Grondbegrippen van de Brönsted-Lowry zuur-base theorie

Definitie

  • Zuur: Een zuur is een stof die in staat is één of meer protonen (H⁺) af te staan aan een andere stof. Binnen de Brönsted-Lowry-theorie wordt een zuur gedefinieerd als een protondonor.

  • Base: Een base is een stof die een of meer protonen (H⁺) kan opnemen van een andere stof. Een base wordt binnen deze theorie gedefinieerd als een protonacceptor.

Belangrijke concepten

  • Elke zuur-base reactie verloopt via overdracht van een proton (H⁺) van het zuur aan de base.

  • De verschuiving van een proton tussen twee deeltjes is het centrale mechanisme.

  • De kracht van een zuur of base hangt af van het gemak waarmee ze protonen afstaan of opnemen, maar binnen deze definitie gaat het uitsluitend om de mogelijkheid tot overdracht.

Formules en berekeningen

  • Een reactievergelijking volgens het Brönsted-Lowry-concept geeft steeds de overdracht van H⁺ weer tussen een zuur- en een basecomponent: Algemeen: Zuur + Base → Geconjugeerde base + Geconjugeerd zuur

Praktijkvoorbeelden

  1. Azijnzuur in water: CH₃COOH (aq) + H₂O (l) ⇄ CH₃COO⁻ (aq) + H₃O⁺ (aq) Hier is CH₃COOH het zuur (protondonor), H₂O de base (protonacceptor).

  2. Ammoniak in water: NH₃ (aq) + H₂O (l) ⇄ NH₄⁺ (aq) + OH⁻ (aq) NH₃ is de base (neemt H⁺ op), H₂O is in dit geval het zuur (staat H⁺ af).

Veel gemaakte fouten

  • Een veelvoorkomende fout is het verwarren van het Brönsted-Lowry-concept met het Arrhenius-concept, waarbij men BASES uitsluitend als OH⁻ leveranciers ziet, terwijl in Brönsted-Lowry iedere protonacceptor geldt als base.

  • Studenten benoemen soms water altijd als neutraal, terwijl water afwisselend als zuur of base functioneert, afhankelijk van de reactietegenstander.

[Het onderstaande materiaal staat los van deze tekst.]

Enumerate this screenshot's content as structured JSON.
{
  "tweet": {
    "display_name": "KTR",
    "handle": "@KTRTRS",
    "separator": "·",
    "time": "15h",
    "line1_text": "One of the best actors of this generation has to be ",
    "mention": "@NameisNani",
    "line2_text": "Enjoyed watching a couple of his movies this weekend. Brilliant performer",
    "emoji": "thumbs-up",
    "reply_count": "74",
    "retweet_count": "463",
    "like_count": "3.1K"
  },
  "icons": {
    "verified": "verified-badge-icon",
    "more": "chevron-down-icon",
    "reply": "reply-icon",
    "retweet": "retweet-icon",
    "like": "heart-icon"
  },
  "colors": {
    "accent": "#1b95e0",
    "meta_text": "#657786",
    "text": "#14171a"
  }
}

Reactie tussen een zuur en een base in oplossing

Definitie

  • Bij een Brönsted-Lowry zuur-base reactie treedt steeds het volgende schema op: Zu + Ba → Ba' + Zu' - Zu = het zuur (protondonor) - Ba = de base (protonacceptor) - Ba' = geconjugeerde base van Zu (restdeeltje van het zuur na afstaan van H⁺) - Zu' = geconjugeerd zuur van Ba (deeltje ontstaan als Ba H⁺ opneemt)

Belangrijke concepten

  • Elk zuur-basekoppel bestaat uit twee deeltjes die slechts één proton van elkaar verschillen: het zuur en zijn geconjugeerde base, de base en zijn geconjugeerd zuur.

  • Een “geconjugeerde base” ontstaat telkens wanneer het zuur zijn proton heeft afgestaan; het voormalige zuur is nu een base, omdat het opnieuw een H⁺ zou kunnen opnemen.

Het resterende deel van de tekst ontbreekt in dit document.